В каждом подъезде барака есть узенькая – по ширине коридора, клетушка. В одной из них обитает необыкновенная женщина - Александра Васильевна Шацкая с дочерью Лилькой. Жертва массовых репрессий 1938 года, ЧСИР, член семьи «изменника Родины» высокопоставленного военного. Она приехала в поселок с первыми отрядами заключенных женского исправительно-трудового лагеря забайкальской Кадалы.

Высокая и гибкая, с царственной осанкой, по внешнему облику и повадкам - выпущенная на свободу жилисто-мускулистая пантера. С особым, не свойственным провинциальному поселку и послевоенному сумбурному времени природным шармом. Строгие модных фасонов облегающие платья из крепдешина и креп-жоржета подчеркивают стройную фигуру. Она сама их шьет и перешивает, комбинирует невероятные по красоте  сочетания. По утрам из барака появляется элегантная дама в изящных лодочках на каблуках, идет на службу, покачивая узкими бедрами, словно модель по подиуму, глядя отстраненно - глазами «Неизвестной» Крамского на пялящих глаза и шушукающихся соседок.
- Вон, глянь-ка, - завистливо кивают вслед, - глянь, Шатчиха плывет. Ах-ах-ах! Какая мы Цаца!
Что такое Цаца? Не длинноногая цапля?  Цаца, они думают, что ее фамилия Цацкая, а не Шацкая?

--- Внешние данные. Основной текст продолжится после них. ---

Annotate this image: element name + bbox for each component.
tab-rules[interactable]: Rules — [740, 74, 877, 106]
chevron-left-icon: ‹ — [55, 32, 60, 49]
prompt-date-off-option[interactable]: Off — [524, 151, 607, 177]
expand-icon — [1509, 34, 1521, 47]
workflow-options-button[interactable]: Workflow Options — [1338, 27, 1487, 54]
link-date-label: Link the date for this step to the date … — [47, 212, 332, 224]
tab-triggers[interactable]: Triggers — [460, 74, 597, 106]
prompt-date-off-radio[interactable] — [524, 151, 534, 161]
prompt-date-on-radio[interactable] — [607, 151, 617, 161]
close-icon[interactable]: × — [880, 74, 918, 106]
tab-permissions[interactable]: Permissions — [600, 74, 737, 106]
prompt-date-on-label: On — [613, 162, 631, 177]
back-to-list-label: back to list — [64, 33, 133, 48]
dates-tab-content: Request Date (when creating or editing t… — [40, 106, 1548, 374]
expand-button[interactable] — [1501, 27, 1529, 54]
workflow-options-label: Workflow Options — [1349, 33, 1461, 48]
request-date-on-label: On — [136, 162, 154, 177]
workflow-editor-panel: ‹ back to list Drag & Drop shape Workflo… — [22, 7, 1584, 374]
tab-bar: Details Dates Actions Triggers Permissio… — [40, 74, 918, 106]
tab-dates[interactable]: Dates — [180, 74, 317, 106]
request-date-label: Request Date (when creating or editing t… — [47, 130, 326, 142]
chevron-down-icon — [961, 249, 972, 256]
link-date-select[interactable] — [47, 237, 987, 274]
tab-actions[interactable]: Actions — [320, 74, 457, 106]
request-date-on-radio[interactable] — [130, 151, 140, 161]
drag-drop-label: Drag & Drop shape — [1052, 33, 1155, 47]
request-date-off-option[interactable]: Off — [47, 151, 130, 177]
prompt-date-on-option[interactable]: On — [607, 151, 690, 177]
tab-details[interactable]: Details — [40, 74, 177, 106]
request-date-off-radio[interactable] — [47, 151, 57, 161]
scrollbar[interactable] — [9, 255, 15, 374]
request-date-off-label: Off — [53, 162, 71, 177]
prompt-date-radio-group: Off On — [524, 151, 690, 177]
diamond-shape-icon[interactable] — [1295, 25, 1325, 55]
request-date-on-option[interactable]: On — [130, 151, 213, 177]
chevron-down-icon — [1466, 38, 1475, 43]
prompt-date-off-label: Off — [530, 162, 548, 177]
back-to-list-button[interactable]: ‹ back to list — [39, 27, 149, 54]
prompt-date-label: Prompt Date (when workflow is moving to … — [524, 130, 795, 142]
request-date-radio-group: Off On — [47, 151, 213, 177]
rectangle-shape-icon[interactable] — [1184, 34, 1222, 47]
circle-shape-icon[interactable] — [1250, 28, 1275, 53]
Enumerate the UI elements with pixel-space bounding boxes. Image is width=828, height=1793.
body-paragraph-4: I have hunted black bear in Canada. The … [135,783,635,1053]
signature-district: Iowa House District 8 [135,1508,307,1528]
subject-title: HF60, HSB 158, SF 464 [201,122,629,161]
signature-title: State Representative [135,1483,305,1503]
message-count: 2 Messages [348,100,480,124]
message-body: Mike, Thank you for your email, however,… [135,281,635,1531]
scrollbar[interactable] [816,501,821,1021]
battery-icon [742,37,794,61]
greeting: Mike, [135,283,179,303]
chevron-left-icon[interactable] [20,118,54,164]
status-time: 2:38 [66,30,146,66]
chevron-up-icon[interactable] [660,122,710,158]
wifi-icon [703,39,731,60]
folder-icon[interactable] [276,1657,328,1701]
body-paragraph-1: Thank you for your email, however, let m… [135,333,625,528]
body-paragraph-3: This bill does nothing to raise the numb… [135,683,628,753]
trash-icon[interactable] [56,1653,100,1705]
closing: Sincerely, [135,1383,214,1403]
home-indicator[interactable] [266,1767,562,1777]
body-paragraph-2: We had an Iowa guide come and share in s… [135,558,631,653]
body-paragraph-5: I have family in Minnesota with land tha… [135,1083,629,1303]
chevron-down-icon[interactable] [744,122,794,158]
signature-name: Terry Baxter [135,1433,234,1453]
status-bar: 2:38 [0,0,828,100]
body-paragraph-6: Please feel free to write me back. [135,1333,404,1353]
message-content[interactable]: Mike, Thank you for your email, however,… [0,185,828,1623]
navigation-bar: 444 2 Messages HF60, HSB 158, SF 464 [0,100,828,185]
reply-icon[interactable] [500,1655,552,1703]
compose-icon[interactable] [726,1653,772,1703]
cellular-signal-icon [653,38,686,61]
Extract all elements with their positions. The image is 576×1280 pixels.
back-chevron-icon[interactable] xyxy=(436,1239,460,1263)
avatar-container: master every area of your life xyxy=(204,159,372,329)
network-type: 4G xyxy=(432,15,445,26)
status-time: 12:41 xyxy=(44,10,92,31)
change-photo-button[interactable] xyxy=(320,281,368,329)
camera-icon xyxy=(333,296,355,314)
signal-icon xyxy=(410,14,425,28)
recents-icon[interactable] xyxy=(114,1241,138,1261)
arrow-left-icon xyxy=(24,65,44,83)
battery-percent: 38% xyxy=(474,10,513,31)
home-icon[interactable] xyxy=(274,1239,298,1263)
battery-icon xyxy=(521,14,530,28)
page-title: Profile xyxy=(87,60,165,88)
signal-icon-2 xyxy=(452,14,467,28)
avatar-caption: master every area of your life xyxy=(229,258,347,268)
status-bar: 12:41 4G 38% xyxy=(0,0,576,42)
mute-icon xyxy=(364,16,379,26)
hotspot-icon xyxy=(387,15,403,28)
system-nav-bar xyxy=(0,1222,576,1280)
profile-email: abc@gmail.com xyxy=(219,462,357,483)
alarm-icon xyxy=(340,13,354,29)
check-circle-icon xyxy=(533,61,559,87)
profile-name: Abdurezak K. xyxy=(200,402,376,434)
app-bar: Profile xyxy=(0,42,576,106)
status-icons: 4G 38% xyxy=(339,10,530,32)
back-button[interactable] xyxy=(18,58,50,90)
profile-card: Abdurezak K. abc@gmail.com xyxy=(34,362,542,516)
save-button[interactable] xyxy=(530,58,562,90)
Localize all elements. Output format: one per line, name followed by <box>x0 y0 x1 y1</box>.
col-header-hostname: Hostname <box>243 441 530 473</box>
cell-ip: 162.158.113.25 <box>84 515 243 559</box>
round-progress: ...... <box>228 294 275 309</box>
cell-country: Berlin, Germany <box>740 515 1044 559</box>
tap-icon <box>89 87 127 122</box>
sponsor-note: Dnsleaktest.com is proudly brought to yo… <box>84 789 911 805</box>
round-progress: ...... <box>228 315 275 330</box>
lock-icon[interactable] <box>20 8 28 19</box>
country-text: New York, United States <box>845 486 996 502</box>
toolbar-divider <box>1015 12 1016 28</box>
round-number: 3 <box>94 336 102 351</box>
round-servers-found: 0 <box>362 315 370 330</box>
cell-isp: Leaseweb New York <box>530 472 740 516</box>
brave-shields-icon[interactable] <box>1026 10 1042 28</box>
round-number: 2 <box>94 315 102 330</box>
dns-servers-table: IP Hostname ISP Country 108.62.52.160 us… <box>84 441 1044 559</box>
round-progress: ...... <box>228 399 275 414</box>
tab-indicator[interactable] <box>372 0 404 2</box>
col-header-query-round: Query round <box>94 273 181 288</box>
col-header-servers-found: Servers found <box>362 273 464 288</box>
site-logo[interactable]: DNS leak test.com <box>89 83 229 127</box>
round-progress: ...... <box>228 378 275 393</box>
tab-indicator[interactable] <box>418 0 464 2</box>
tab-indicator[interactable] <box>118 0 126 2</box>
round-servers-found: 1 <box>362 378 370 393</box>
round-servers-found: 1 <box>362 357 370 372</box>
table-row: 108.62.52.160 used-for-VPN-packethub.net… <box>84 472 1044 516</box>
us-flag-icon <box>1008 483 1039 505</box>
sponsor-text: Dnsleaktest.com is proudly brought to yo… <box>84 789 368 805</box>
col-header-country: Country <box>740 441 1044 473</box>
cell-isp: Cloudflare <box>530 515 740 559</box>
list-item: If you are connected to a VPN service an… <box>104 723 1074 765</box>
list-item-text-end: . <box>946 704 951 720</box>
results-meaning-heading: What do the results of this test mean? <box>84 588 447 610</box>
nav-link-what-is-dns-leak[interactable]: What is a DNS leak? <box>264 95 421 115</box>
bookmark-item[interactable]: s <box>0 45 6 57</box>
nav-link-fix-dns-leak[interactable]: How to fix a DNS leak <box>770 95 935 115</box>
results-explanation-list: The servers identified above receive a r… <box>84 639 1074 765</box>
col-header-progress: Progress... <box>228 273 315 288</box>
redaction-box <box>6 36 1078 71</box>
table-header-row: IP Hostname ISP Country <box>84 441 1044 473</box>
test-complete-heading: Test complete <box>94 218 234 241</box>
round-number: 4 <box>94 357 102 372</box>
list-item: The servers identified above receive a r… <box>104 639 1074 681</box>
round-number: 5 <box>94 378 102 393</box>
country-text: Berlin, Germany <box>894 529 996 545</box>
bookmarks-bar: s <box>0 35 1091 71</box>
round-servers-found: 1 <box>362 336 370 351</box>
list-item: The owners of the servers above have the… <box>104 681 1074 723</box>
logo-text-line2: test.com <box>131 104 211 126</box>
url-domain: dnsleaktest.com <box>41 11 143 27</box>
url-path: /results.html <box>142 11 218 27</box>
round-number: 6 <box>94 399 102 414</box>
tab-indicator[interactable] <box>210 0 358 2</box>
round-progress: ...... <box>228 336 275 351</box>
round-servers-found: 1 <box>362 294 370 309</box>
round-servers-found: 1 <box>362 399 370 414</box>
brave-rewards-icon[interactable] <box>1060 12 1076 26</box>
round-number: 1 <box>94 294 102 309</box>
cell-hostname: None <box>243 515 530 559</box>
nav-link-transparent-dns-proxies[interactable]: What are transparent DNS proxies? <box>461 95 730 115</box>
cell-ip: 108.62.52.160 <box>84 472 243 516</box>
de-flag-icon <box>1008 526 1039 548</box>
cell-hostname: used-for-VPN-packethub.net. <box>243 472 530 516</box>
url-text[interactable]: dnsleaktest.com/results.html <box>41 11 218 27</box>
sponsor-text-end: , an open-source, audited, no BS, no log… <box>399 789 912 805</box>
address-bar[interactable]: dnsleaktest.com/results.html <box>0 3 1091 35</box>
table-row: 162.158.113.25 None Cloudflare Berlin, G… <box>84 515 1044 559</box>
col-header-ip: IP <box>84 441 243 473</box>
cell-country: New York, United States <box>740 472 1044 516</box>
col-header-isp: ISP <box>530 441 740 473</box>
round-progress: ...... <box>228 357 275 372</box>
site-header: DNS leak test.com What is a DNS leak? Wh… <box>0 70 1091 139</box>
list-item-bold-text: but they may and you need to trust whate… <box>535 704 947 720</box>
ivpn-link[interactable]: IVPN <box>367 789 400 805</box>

Ей, прошедшей свою «Голгофу», нет до них дела. В лагере, отбывая срок, узнала о расстреле мужа. Там же умер ее мальчик – не старше полутора лет. На фотографии в маленьком гробике лежит обтянутый кожей скелетик, безволосая головка наполовину спрятана в самодельных бумажных цветах. Невозможно смотреть без содрогания. Перед отправкой на поселение Александре Васильевне удалось разыскать в детском доме тринадцатилетнюю Лильку. Оторванная от интеллигентной и обеспеченной семьи, девочка накрепко усвоила привычки беспризорников. Нервная, возбудимая, как и мать, она ссорится со всеми подряд, дерется с детьми и даже взрослыми, закатывает истерики, прячет еду про запас и не может насытиться.
 
Надька, «соломенная вдова» из первого подъезда, подстерегла Шацкую вечером, когда та возвращалась с работы. Вышла, подбоченясь, в грязном халате и заорала:
- Ты когда будешь следить за своей дебилкой?! Ваньке голову чуть не пробила камнем, мне по ноге засадила!
- Хорошо, разберусь.
- Разберется она! Ишь, какая Цаца! Мальчишка дурой твою халду обозвал, так что теперь – убивать его надо? Дура она и есть дура! Мало вас расстреляли!
 Загородила дорогу, визжит, размахивая руками:
- Зэчка, уголовница, выпендрилась тут! Ах-ах-ах, какая мы Цаца! Плюешь на всех, да? Ну, смотри, дождешься у меня! Посажу! Вместе с твоей придурошной сучонкой в психушку сдам!
 
Александра молча бросила сумку, развернулась, глядя сузившимися от ненависти глазами, и вдруг бросилась к Надьке как рысь! Жилистой рукой с красным маникюром вцепилась в волосы и брезгливо отбросила в сторону рыжий клок. Небрежно, как бы нехотя, оттолкнула, и огромная рыхлая туша повалилась как подкошенная. Презрительно сжав губы, с холодной яростью Шацкая пнула ее ногой, освобождая себе дорогу. Надька, пытаясь подняться и закрывая голову руками, ползала на четвереньках, путалась в длинных полах халата, билась, каталась по земле и выла:
- Ро-о-дька! Роди-о-он! Ой, падла, убила! О-о, люди добрые! У-уби-и-ла совсем, падла каторжная! О-о-о....
 
Соседи стояли в оцепенении, не решаясь приблизиться и ввязаться в драку. Выскочил Надькин сожитель – здоровущий глуховатый шахтер, испуганно огляделся, пряча глаза от обидчицы. Левой ручищей поднял Надьку за шиворот, встряхнул, а правой заехал в глаз:
- Замолчи! Заткнись! Опять свару завела, стерва? - и грязно выругался длинной очередью.
Александра, не обращая внимания на Родиона, наклонилась, подняла сумку, отряхнув от пыли, метнула взгляд на молчаливую толпу и сквозь зубы процедила:
- Лильку тронете – убью!
Пошла, гордо выпрямившись и высоко подняв голову. К Лильке больше никто не приставал.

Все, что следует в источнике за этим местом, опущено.